El sonido y la influencia de Colour Haze en los noruegos queda patente en un tema como “No man’s land”. Por escenarios heavy-psych coloridos y con dinamismo más las voces con registros porto-metal y algo progresivas nos llevan al interior de frondosos bosques que tienen sus claros en los que podemos encontrar nuevamente los coros femeninos. Entre tanto las guitarras conversan con palabras del ayer siempre bajo la cadencia contenida que imprimen a todos sus temas.

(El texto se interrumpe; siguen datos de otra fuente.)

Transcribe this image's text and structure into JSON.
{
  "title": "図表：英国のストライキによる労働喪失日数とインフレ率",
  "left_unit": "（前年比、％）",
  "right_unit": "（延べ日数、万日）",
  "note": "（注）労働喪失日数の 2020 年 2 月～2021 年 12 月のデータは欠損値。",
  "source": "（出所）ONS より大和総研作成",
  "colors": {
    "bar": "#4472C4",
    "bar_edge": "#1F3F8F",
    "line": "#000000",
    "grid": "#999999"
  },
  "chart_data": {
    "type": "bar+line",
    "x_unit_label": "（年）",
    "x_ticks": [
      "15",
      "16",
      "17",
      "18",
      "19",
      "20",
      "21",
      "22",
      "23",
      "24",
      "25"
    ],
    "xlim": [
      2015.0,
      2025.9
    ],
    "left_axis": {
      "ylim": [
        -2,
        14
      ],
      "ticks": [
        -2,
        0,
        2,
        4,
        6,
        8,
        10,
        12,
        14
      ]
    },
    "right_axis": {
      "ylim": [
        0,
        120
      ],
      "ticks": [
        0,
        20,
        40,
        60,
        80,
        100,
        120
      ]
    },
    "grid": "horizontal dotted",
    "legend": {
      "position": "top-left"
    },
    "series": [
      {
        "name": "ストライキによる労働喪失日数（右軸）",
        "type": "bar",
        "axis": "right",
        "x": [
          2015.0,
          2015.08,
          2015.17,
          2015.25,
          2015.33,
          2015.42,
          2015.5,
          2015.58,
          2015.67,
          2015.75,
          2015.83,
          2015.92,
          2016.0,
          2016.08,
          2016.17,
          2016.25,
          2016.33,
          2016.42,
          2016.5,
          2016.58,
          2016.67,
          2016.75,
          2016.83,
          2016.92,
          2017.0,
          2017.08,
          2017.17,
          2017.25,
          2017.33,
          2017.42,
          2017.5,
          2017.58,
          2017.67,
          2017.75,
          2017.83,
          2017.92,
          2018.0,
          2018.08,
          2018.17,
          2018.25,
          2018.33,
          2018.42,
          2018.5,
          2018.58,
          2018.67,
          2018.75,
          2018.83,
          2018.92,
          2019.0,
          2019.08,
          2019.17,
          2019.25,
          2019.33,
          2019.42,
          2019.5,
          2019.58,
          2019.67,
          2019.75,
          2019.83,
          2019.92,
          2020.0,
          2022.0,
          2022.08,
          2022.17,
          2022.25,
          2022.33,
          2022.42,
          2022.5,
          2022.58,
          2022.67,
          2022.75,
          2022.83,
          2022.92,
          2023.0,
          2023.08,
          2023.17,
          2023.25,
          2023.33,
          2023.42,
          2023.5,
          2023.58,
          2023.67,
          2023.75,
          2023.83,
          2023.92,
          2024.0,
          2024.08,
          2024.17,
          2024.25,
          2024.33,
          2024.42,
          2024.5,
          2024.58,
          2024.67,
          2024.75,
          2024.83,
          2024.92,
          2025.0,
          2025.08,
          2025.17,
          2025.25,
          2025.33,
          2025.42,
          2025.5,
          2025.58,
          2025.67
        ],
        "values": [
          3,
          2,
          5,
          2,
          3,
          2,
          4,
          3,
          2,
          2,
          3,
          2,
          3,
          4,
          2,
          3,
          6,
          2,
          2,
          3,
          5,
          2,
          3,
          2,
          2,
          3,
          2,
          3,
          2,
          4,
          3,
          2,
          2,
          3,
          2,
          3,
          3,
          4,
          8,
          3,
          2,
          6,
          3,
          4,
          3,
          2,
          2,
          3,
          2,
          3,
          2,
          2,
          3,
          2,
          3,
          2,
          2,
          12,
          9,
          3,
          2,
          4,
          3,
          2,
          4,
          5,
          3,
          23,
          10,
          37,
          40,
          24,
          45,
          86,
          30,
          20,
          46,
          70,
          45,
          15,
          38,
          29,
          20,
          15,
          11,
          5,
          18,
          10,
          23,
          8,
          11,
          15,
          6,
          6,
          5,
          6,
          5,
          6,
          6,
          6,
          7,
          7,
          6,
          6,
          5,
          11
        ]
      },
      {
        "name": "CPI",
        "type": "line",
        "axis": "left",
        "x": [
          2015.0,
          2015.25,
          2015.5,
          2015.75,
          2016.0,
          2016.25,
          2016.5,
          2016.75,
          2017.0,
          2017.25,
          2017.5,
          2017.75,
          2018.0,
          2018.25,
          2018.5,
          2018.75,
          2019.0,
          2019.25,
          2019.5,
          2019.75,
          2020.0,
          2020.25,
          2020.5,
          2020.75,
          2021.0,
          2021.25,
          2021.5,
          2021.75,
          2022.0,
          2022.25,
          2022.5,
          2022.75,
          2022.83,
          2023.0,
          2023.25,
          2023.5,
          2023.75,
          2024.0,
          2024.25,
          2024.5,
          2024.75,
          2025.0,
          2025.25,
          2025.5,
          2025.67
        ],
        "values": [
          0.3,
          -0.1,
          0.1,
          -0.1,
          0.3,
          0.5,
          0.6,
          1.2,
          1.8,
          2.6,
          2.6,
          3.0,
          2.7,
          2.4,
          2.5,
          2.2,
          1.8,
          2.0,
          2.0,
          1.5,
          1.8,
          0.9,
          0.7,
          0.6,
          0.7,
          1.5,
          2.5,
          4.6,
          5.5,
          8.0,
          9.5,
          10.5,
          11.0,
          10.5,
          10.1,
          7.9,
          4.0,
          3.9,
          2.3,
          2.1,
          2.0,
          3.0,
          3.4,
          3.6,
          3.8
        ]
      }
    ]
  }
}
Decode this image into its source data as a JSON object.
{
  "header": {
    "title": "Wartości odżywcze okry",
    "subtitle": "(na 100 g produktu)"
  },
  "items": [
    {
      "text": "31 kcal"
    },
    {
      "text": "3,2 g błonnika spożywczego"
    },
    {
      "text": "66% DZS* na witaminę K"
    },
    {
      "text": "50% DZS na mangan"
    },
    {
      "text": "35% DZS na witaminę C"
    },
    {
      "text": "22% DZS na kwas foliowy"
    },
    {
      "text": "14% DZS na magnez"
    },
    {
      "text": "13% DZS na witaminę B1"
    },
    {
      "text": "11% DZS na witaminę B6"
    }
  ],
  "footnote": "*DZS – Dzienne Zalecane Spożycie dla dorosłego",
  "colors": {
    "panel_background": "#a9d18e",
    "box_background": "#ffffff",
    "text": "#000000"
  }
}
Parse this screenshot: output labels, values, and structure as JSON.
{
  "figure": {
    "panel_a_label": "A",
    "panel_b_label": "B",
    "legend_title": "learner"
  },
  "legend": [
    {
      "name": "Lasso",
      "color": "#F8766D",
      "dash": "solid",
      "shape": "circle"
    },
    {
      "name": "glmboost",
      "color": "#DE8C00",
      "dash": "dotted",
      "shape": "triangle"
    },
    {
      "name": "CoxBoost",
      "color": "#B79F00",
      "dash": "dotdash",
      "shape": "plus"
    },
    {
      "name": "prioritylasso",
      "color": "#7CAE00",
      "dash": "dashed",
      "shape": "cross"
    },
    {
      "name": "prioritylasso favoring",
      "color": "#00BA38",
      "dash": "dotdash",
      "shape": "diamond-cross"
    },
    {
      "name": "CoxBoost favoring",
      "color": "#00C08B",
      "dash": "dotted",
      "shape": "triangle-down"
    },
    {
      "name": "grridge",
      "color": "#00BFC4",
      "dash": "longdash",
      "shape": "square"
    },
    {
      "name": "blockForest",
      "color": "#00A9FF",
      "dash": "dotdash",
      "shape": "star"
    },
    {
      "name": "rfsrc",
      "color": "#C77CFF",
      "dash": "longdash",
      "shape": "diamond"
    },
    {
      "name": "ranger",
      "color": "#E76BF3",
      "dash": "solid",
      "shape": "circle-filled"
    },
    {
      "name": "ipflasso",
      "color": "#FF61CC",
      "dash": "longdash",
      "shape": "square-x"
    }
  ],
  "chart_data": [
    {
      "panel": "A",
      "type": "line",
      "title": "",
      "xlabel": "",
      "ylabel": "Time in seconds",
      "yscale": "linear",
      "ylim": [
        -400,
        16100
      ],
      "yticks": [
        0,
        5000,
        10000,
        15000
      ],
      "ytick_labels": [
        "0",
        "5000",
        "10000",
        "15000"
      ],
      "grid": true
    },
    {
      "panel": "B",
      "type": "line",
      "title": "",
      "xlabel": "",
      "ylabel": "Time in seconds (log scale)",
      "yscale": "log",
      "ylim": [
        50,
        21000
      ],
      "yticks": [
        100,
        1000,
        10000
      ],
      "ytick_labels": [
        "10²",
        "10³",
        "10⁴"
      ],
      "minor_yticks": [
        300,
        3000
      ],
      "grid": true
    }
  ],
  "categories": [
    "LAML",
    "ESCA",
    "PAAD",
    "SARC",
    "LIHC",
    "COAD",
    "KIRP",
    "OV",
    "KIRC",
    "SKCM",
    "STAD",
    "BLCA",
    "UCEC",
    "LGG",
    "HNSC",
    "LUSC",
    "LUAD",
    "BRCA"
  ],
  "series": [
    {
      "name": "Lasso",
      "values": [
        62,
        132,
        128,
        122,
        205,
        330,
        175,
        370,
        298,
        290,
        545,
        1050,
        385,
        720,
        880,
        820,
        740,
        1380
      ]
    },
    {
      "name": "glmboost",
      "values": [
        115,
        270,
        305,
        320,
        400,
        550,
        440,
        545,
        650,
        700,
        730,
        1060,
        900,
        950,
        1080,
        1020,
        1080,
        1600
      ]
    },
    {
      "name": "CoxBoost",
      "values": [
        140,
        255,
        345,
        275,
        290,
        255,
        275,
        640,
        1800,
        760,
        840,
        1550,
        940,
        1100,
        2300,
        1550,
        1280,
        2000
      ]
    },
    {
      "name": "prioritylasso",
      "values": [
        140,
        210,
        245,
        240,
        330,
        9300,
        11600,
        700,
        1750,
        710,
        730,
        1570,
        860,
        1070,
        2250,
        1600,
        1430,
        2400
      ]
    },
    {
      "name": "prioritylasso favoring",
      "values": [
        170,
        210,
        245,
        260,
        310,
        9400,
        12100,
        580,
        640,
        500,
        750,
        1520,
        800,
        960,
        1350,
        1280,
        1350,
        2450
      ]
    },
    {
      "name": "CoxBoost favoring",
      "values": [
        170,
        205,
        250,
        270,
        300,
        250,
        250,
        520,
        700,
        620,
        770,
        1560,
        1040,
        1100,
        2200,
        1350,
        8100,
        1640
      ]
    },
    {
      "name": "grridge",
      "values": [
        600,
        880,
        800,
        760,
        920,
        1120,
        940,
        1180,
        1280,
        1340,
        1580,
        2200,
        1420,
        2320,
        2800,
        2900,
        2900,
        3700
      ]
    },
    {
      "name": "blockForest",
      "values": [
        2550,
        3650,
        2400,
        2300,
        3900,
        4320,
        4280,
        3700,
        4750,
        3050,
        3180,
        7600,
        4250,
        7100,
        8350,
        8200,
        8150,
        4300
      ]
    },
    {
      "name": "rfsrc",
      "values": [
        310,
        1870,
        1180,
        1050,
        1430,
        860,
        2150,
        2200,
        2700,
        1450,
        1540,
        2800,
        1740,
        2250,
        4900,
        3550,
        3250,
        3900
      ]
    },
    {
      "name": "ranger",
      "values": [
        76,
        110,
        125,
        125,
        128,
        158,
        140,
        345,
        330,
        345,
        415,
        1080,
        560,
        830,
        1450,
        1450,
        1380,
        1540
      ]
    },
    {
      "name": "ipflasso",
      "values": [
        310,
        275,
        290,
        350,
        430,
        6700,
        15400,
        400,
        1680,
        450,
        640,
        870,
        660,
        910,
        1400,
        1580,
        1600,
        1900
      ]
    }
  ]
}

Llegados a este punto podemos concluir que THE DEVIL AND THE ALMIGHTY BLUES componen sus temas de una forma circular. Unas curvas con aristas que no usan la matemática sino la creatividad, pero que concluyen siempre en el punto de salida.

Mas inmerso en terrenos narcóticos y lisérgicos, “Time ruins everythyng” constituye un ejercicio creativo que, aun manteniendo la esencia, da lugar a una mayor experimentación creativa. Si bien el tema parte de un riff repetido, encontramos momentos más inquietantes. Graves reverberaciones  que acaban sucumbiendo a momentos de apacibles atmósferas susurrantes en las que las guitarras nos seducen nuevamente con sus aterciopelados acordes en los que el blues subyace en sus traste. Heavy-blues y psicodelia unidos de la mano y oscilando entre la calma y la intensidad. Siempre atrayentes y seductores THE DEVIL AND THE ALMIGHTY BLUES consiguen construir otro tema monumental. Y ahora me pregunto…. ¿Dónde tienen el límite? Después de cincuenta minutos de gozo y de sensaciones, solo me queda esperar que pase pronto este mes y poder disfrutar de estas melodías en vivo, ¡Por fin!.